From hackathon prototype to production at Flock

At Flock, some of the most interesting problems don't look that interesting at first.

This one started with a simple idea:

Can we extract structured data from a PDF?

Specifically, Confirmed Claims Experience (CCE) documents - reports that underwriters rely on to assess risk. These documents are essential, but working with them is slow, repetitive, and highly manual. Someone has to open the file, interpret tables, map columns, and input everything into a system.

On the surface, it sounds like a straightforward extraction problem.

In reality, it's anything but.

Documents vary significantly between insurers. Some are well-structured tables, others are loosely formatted, and many are scanned images. The same data might appear under different labels, and even within a single document, structure can shift.

Very quickly, it became clear:

This wasn't just about extracting text - it was about understanding documents the way a human does.

Underwriting assistants no longer extract CCE data by hand for new business quotes - the agent handles it. What used to take around 20 minutes per quote now happens automatically, saving underwriters roughly 3–4 hours each week on average.

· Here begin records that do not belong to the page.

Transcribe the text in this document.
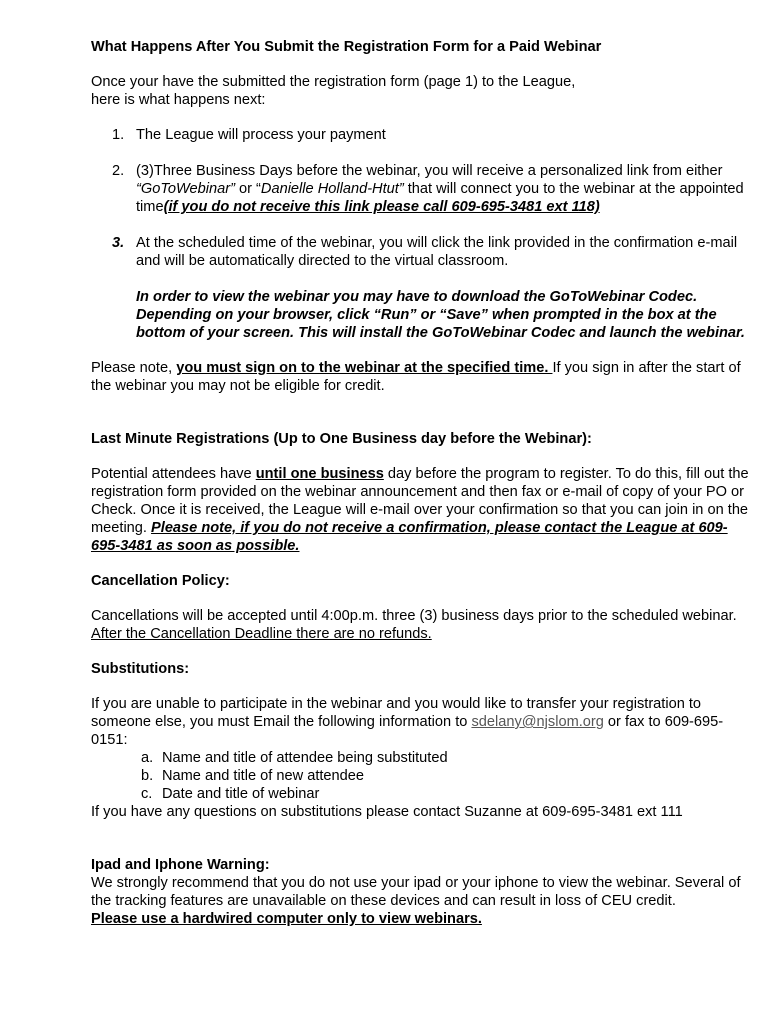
What Happens After You Submit the Registration Form for a Paid Webinar

Once your have the submitted the registration form (page 1) to the League,
here is what happens next:

1. The League will process your payment
2. (3)Three Business Days before the webinar, you will receive a personalized link from either “GoToWebinar” or “Danielle Holland-Htut” that will connect you to the webinar at the appointed time(if you do not receive this link please call 609-695-3481 ext 118)
3. At the scheduled time of the webinar, you will click the link provided in the confirmation e-mail and will be automatically directed to the virtual classroom.

In order to view the webinar you may have to download the GoToWebinar Codec. Depending on your browser, click “Run” or “Save” when prompted in the box at the bottom of your screen. This will install the GoToWebinar Codec and launch the webinar.

Please note, you must sign on to the webinar at the specified time. If you sign in after the start of the webinar you may not be eligible for credit.

Last Minute Registrations (Up to One Business day before the Webinar):

Potential attendees have until one business day before the program to register. To do this, fill out the registration form provided on the webinar announcement and then fax or e-mail of copy of your PO or Check. Once it is received, the League will e-mail over your confirmation so that you can join in on the meeting. Please note, if you do not receive a confirmation, please contact the League at 609-695-3481 as soon as possible.

Cancellation Policy:

Cancellations will be accepted until 4:00p.m. three (3) business days prior to the scheduled webinar. After the Cancellation Deadline there are no refunds.

Substitutions:

If you are unable to participate in the webinar and you would like to transfer your registration to someone else, you must Email the following information to sdelany@njslom.org or fax to 609-695-0151:

a. Name and title of attendee being substituted
b. Name and title of new attendee
c. Date and title of webinar

If you have any questions on substitutions please contact Suzanne at 609-695-3481 ext 111

Ipad and Iphone Warning:

We strongly recommend that you do not use your ipad or your iphone to view the webinar. Several of the tracking features are unavailable on these devices and can result in loss of CEU credit.

Please use a hardwired computer only to view webinars.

More importantly, it shifted how we think about automation. This wasn't just a one-off improvement - it proved that agentic workflows can reliably take on real operational tasks. Since shipping this, it's opened up ongoing conversations across the team about what else we can automate, with areas like vehicle-level processing already being explored next.

Where it started

This project began as a hackathon experiment.

The initial version used Amazon Bedrock to process CCE PDFs and output structured data. It worked well enough on simple examples, but quickly broke down when faced with real-world variability.

The turning point came when we reframed the problem.

Instead of asking "how do we parse this document?", we started asking:

How would an underwriter approach this?

That shift changed how we designed everything that followed.

Learning from underwriters

Rather than building in isolation, we worked closely with underwriting assistants - the people who process these documents every day.

We spent time understanding how they read documents, how they interpret tables, and where they spend the most effort. What looks like intuition is actually a fairly structured process once you break it down.

We also introduced a feedback loop early. After shipping an initial version, underwriters flagged issues - incorrect mappings, missing data, inconsistencies. We tracked these, identified patterns, and iterated on the system accordingly. One of the first common issues was extracting the insurer name, which often appeared as a company logo. This simply required updating the prompt to look at any logos as an indication of the insurer name.

Some fixes were prompt changes. Others required adjustments in how we extracted or validated data. Over time, this loop significantly improved accuracy and reliability.

System overview

At a high level, the system is a pipeline that combines deterministic processing with AI-based extraction.

Here's how it works end-to-end:

Rendering diagram...

The system can be triggered in two ways: via an API request, or automatically when a document is uploaded. Both routes feed into the same processing pipeline, ensuring consistent behaviour.

Each document is processed individually, then the results are aggregated, cleaned, and sent to downstream systems.

How a single document is processed

The core of the system is how we handle each individual PDF.

The sequence looks like this:

Rendering diagram...

For each document, we:

Download the PDF
Extract text and structure
Build context for the model
Use AI to extract structured data
Validate and filter results

This separation of steps is intentional. It keeps the system modular and easier to reason about.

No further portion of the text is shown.